While cost-plus is the simplest way to determine your pricing — and often a good exercise as it forces the entrepreneur to understand the cost structure of their offering and the lowest price possible to remain profitable — it often leaves a lot of value on the table. In the early stages of your product or service lifecycle there are early adopters who are willing to pay a premium to have access to the product or service before anybody else. Also remember: your costs are irrelevant to your customer. They just care that your product is providing value at an amount they can afford!

Understanding pricing of your offering begins with understanding the Quantifiable Value Proposition (QVP) to your customer. In a B2B setting, the QVP can often be determined as the revenue gains or cost savings the business will obtain through the delivery of your offering. A good rule of thumb is to target your pricing to be about 20% of your customer’s QVP.

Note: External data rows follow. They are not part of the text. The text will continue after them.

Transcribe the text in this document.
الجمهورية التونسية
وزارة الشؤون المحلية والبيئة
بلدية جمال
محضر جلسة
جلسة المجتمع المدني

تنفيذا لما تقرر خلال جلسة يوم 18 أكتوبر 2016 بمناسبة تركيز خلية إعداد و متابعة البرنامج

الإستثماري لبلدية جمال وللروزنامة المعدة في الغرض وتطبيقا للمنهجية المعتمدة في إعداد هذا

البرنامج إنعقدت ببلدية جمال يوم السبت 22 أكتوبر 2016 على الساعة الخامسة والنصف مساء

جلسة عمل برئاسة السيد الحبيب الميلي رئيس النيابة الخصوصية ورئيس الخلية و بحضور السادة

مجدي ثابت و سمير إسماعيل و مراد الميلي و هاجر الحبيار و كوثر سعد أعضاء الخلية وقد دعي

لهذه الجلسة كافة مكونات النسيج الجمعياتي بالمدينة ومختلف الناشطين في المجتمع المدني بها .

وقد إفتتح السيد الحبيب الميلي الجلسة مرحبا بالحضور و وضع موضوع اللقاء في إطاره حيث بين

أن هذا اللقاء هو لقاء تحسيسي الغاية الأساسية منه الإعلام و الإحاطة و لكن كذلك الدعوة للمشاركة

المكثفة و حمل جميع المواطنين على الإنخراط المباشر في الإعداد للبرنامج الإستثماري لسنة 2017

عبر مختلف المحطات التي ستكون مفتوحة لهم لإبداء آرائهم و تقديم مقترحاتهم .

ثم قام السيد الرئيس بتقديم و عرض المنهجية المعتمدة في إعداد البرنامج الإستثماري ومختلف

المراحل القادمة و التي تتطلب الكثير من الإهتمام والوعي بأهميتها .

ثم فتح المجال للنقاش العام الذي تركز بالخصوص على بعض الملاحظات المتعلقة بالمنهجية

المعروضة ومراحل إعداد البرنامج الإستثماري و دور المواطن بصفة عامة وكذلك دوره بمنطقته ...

Let’s assume that you have done your research and are confident that through the use of your offering a company can reasonably expect to earn an additional $100K in revenues. As a first approximation, an offering price of $20K would be a good place to start — the client obtains plenty of value from having your offering and you extract a modest amount of the benefits. You have set up a win-win for both sides provided your cost structure allows for profitability at that price point.

The 20% figure is just a goal post in determining the pricing of your offering. There are other important factors to consider when you are looking to decide your pricing. 

Does your company have a monopoly? If so, you may be able to command higher pricing. 

Does the price come within your decision-maker’s budget? If not, your offering may require additional approvals and lengthen your sales cycle. 

Does the price exceed the reimbursement the customer receives? Even if your customer receives benefits from your offering outside of reimbursement, it can be difficult to craft an appeasing story to the acquisition committee who may have a few metrics they make decisions on.

There are several other methods for determining pricing that can help you triangulate on your target customer’s willingness to pay. One method is looking at comparables: what are people already paying for similar products and services? If a customer has previously paid for a similar offering then it’s probably already in their budget. The friction to replace an existing offering is often a lot lower than bringing in something completely new. Another method is substitution: if a customer isn’t already using something similar to your offering what are they using instead? Understanding how much a customer is spending on substitutes can often lead to interesting dialogues with the customer about how your offering can better serve their needs and position them for future success.

Different customers will derive different QVPs from your offering so be sure to segment appropriately! Segmenting in this way can help to determine beachhead markets and branding opportunities within your offering. As you scale and are able to lower your cost structure, opportunities may open at the lower ends of the market where you can sell to customers and maintain similar profitability.

Finally, at the early stages of your company it is often necessary to offer a discount to early customers in order to build the customer base and win referrals. While discounts are a great way to drive sales, take care not to erode the perceived value of your offering and make sure there is a timeline on them so that the customer knows they are receiving a discount because they are taking an early risk. Hardware discounts are often much easier to remove than software discounts as people more readily recognize the tangible value of hardware.

Pricing your startup’s offering depends on several levers and requires an in-depth understanding of your customers needs and their willingness to pay. Cost-plus pricing should be avoided if possible as it tends to leave a lot of value on the table and entrepreneurs should focus on delivering and extracting value through their quantitative value proposition. Once you have settled on your business model and pricing you can now look at calculating your customer lifetime value (LTV)!